Jets' Stuart battling hard every shift
Ken Wiebe, QMI Agency
|Winnipeg Jets defenceman Mark Stuart (l) ties up New York Rangers center Brandon Dubinsky in Winnipeg Monday October 24, 2011. BRIAN DONOGH/QMI AGENCY, file
PHILADELPHIA -- Mark Stuart doesn't know any other way.
Diving in front of shots with reckless abandon helped the Winnipeg Jets defenceman get to the NHL and he's not about to change his style at this point either.
In the early stages of the season, Stuart's willingness to block shots and sacrifice his body has certainly been recognized by the Jets fans who saluted him with a standing ovation on Saturday.

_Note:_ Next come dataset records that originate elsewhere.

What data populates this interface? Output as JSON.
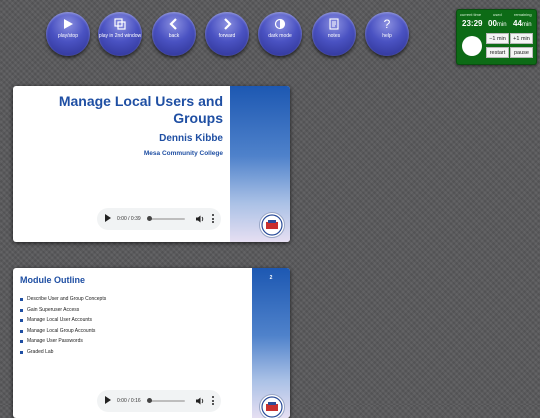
{
  "toolbar": {
    "buttons": [
      {
        "label": "play/stop",
        "icon": "play-icon"
      },
      {
        "label": "play in 2nd window",
        "icon": "window-icon"
      },
      {
        "label": "back",
        "icon": "chevron-left-icon"
      },
      {
        "label": "forward",
        "icon": "chevron-right-icon"
      },
      {
        "label": "dark mode",
        "icon": "half-circle-icon"
      },
      {
        "label": "notes",
        "icon": "notes-icon"
      },
      {
        "label": "help",
        "icon": "question-icon",
        "glyph": "?"
      }
    ]
  },
  "timer": {
    "current_time_label": "current time",
    "current_time": "23:29",
    "used_label": "used",
    "used_value": "00",
    "used_unit": "min",
    "remaining_label": "remaining",
    "remaining_value": "44",
    "remaining_unit": "min",
    "minus_label": "−1 min",
    "plus_label": "+1 min",
    "restart_label": "restart",
    "pause_label": "pause",
    "color": "#0d6b16"
  },
  "slides": [
    {
      "title": "Manage Local Users and Groups",
      "author": "Dennis Kibbe",
      "organization": "Mesa Community College",
      "audio_time": "0:00 / 0:39",
      "audio_progress": 0.0
    },
    {
      "title": "Module Outline",
      "number": "2",
      "items": [
        "Describe User and Group Concepts",
        "Gain Superuser Access",
        "Manage Local User Accounts",
        "Manage Local Group Accounts",
        "Manage User Passwords",
        "Graded Lab"
      ],
      "audio_time": "0:00 / 0:16",
      "audio_progress": 0.0
    }
  ],
  "colors": {
    "accent": "#1f4fa3",
    "button_blue": "#4a52c2"
  }
}
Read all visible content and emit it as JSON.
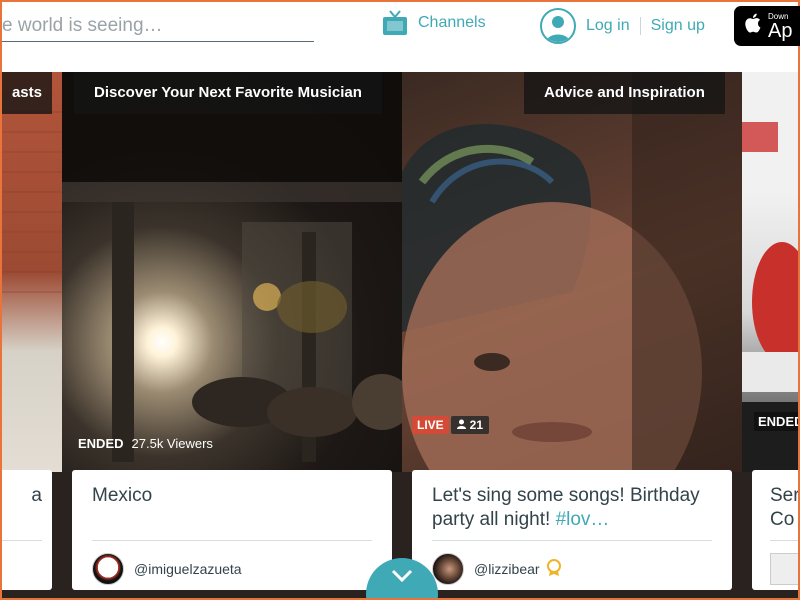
{
  "header": {
    "search_text": "e world is seeing…",
    "channels_label": "Channels",
    "login_label": "Log in",
    "signup_label": "Sign up",
    "appstore_small": "Down",
    "appstore_big": "Ap"
  },
  "cards": [
    {
      "category": "asts",
      "status": "",
      "title": "a",
      "user": ""
    },
    {
      "category": "Discover Your Next Favorite Musician",
      "status": "ENDED",
      "viewers": "27.5k Viewers",
      "title": "Mexico",
      "user": "@imiguelzazueta"
    },
    {
      "category": "Advice and Inspiration",
      "live_label": "LIVE",
      "viewer_count": "21",
      "title_main": "Let's sing some songs! Birthday party all night! ",
      "title_hash": "#lov…",
      "user": "@lizzibear"
    },
    {
      "category": "",
      "status": "ENDED",
      "title": "Ser Co",
      "user": ""
    }
  ],
  "colors": {
    "accent": "#3fa9b5",
    "live": "#d34b36",
    "frame": "#e8743b"
  },
  "icons": [
    "tv-icon",
    "avatar-icon",
    "apple-icon",
    "user-icon",
    "award-icon",
    "chevron-down-icon"
  ]
}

"The people here in Winnipeg notice the little intricacies," said Jets goalie Chris Mason. "As a goaltender, you love those guys. Sometimes, because somebody is not an offensive player, you don't get the recognition, but stopping goals is as valuable as scoring them.
"With a guy like him, he's willing to put his body on the line every single time. That's just who he is and he can't help himself. That's just how he plays and I really respect that."
The Jets open a seven-game road trip against the Philadelphia Flyers on Thursday at Wells Fargo Arena (6:05 p.m., TSN Jets, TSN1290).
Fellow defenceman Zach Bogosian admits the fearless mentality of guys like Stuart -- who is averaging just under 18 minutes of ice time per game -- can be contagious and provide a spark.
"He's a leader on this team obviously and as my D partner, it gets me pumped up to see that he's battling hard every shift," said Bogosian. "He's a good team guy and whenever you see a guy do stuff like that, it gives the team more of a jump."
Stuart brings a lot of intangibles to the table and is viewed by many as NHL captain material somewhere down the road.
So what is it exactly that makes a good shot blocker?
"The willingness to get in front of them is first and then timing is a big part of it," said Stuart, a first round pick (21st overall) by the Boston Bruins in the 2003 NHL Entry Draft. "You have to know when the guy is about to shoot. You don't want to lay down in front of it and then the guy passes it over to the backdoor."
What type of strategy is involved?
"Usually it's going to hit you if you look big," said Stuart, who has two assists in eight games this season. "I've definitely always tried to block shots, but I've gotten better at it over the years with technique and stuff like that. You get away from bad habits and you find out what works."